Probably surprising you not at all, I am all for the police being paid appropriately as per the meet and confer agreement, as well as having the appropriate protections against wrongful accusations and politically motivated discipline...

Gritsforbreakfast said...

You're definitely a man who knows where his bread's buttered, bluesy! ;)

Marshall said...

It's really too bad librarians don't have an organized lobbying arm to press for a disproportionate share of the budgetary pie, so to speak.

What would be nice is if the Statesman engaged in intrepid investigative journalism, like the folks at the Chronicle, and published public sector employee pay.
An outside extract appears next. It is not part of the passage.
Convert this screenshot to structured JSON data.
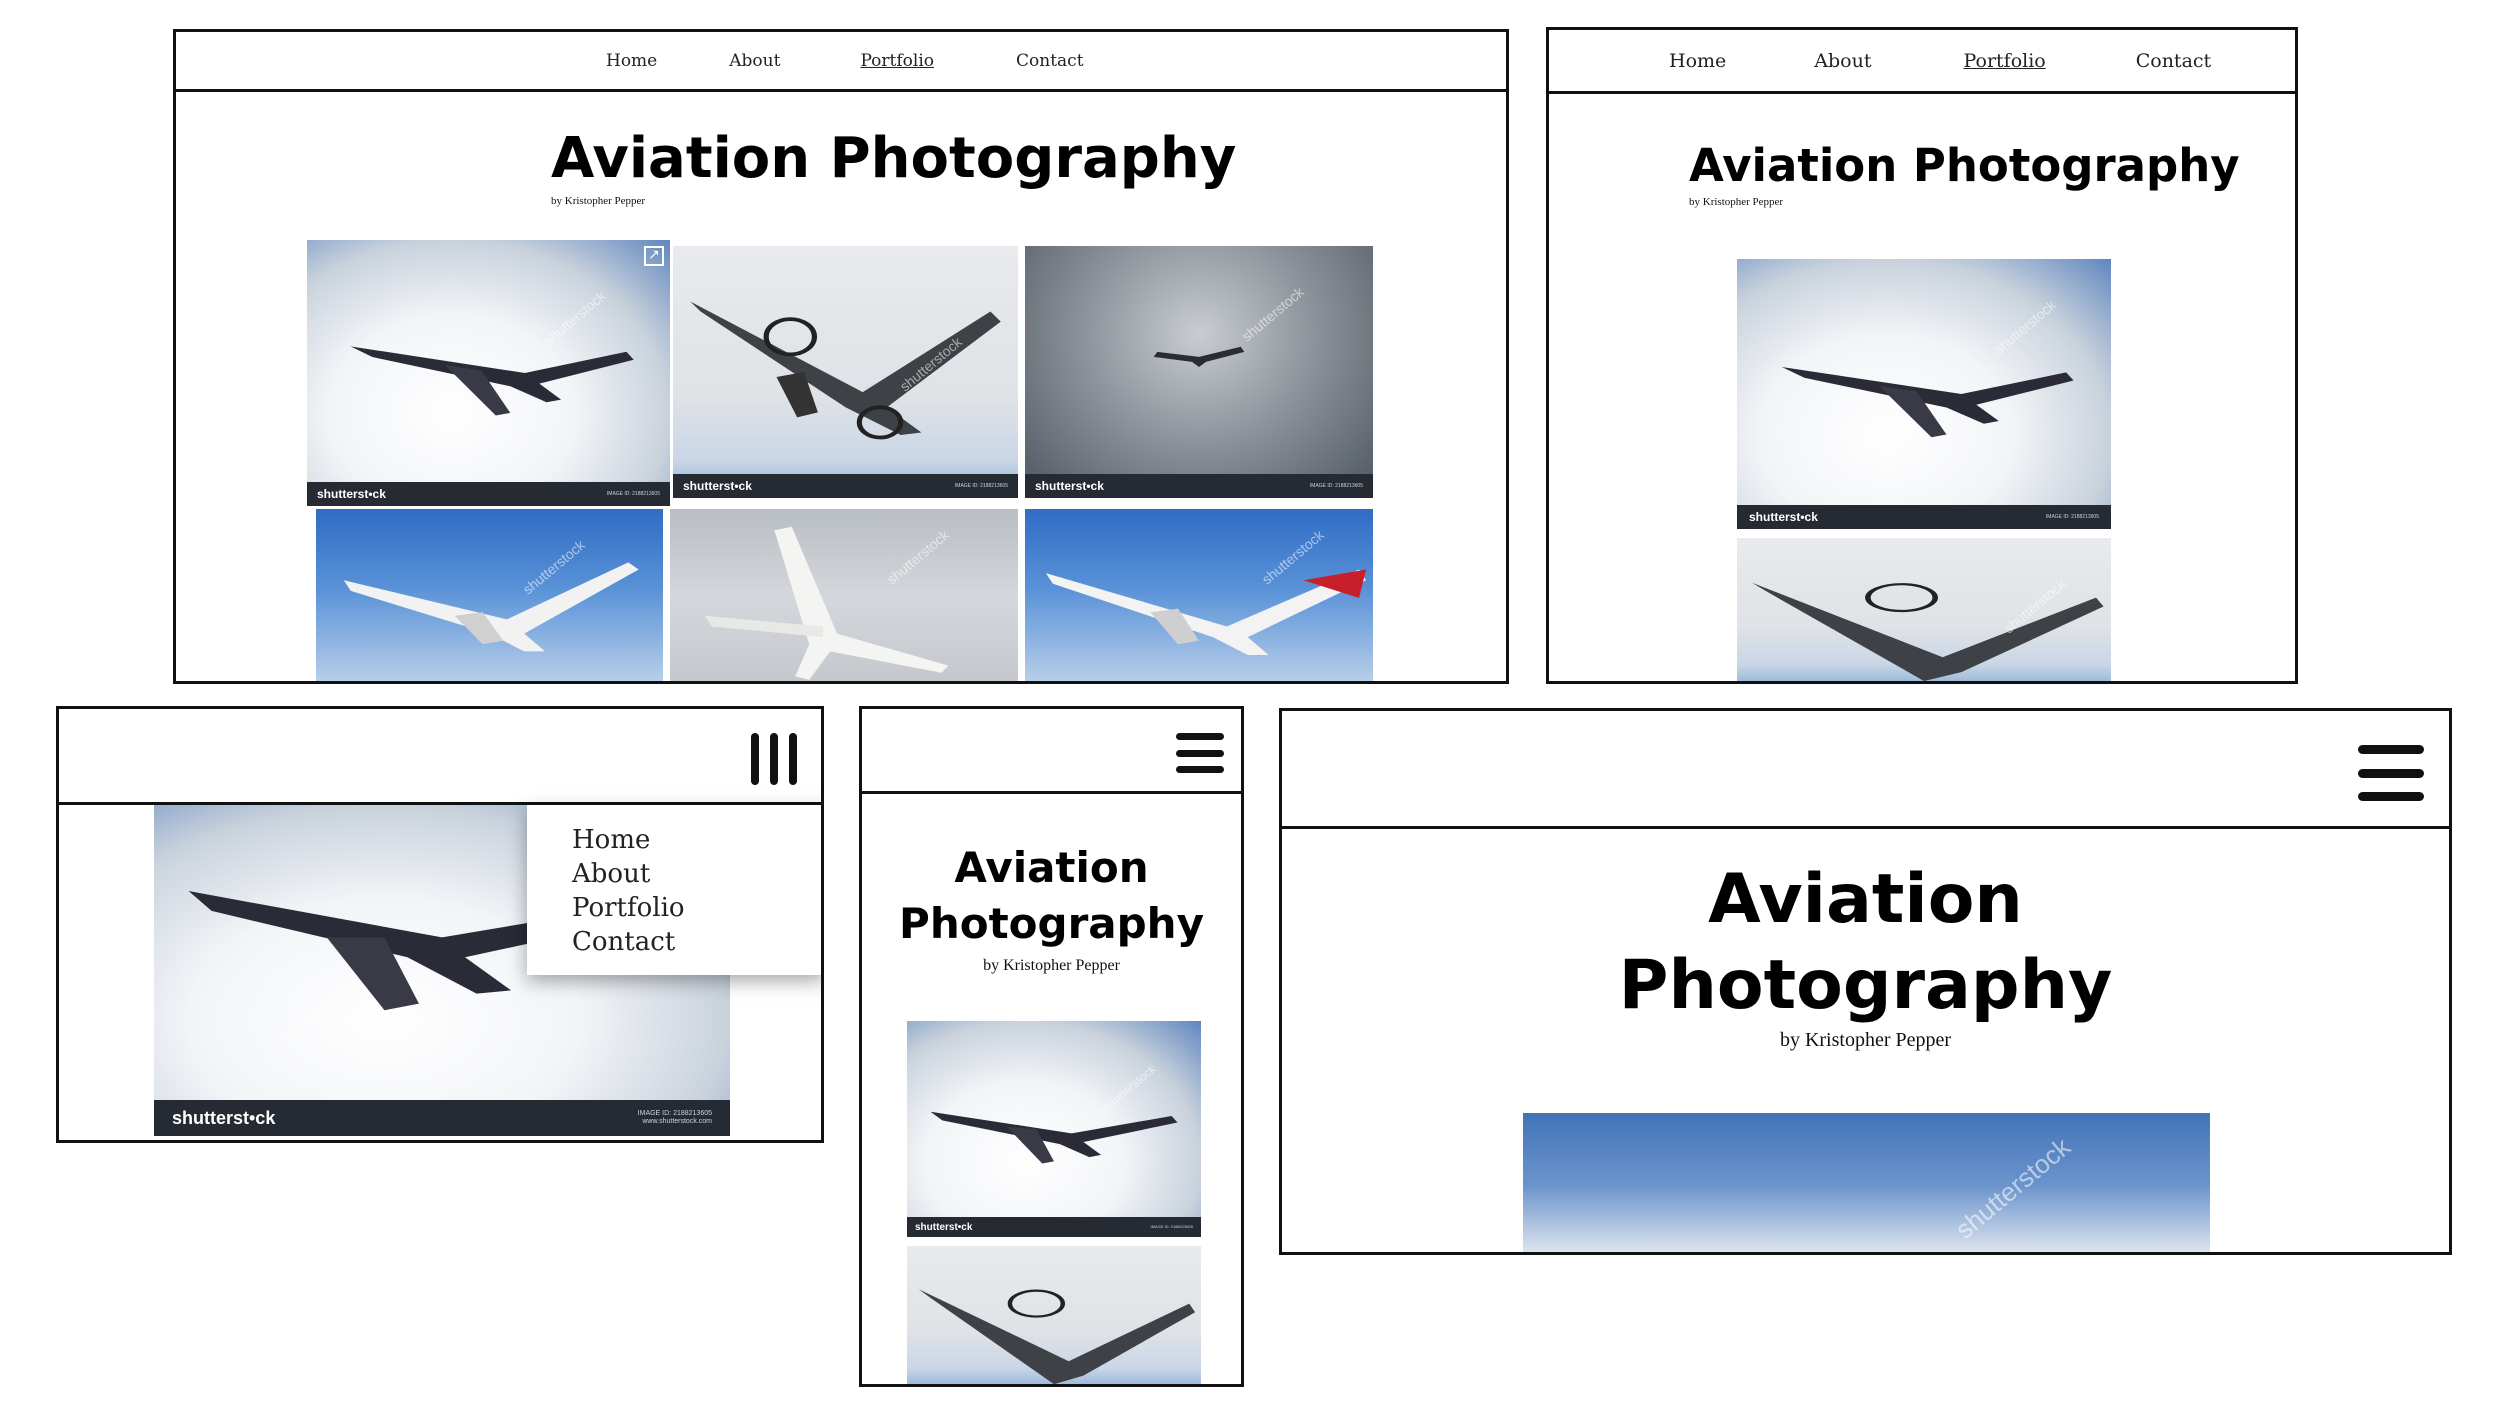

Perhaps some of the outrage that emerged over police officers earning over 100K a year would counterbalance the strength of their lobby.
http://www.chron.com/databases/publicemployeepay.html

mangler said...

I'm glad you're keeping up the posts on this subject. The size of city government is growing twice the rate of the population thanks to all the tax and spending. I realize the obscene pay rate for police and fire are a big part but there's got to be other important reasons. Someone needs to dig out all the unnecessary city employees and programs. The city ought to realize the significant problem they're creating for the future by expanding the budget the full amount that the increase in property appraisals allows.

Anonymous said...

Property appraisals are key! With the new legislation, appraisals will reflect real values rather than financial institution needs.

The property taxes and people's ability to pay them may not continue to climb as quickly as Austin can spend the money.

Fiscal responsibility starting now would be a very good idea.

Todd said...

I have to say that I kinda agree with you here Grits. I think the police should be well paid for the job. Any profession that requires a ballistic vest should have adequate compensation.

That being say, I think Austin police are paid enough that they really don't need a raise at this point. The reality of the economy has to be faced. The city simply can't afford to pay more.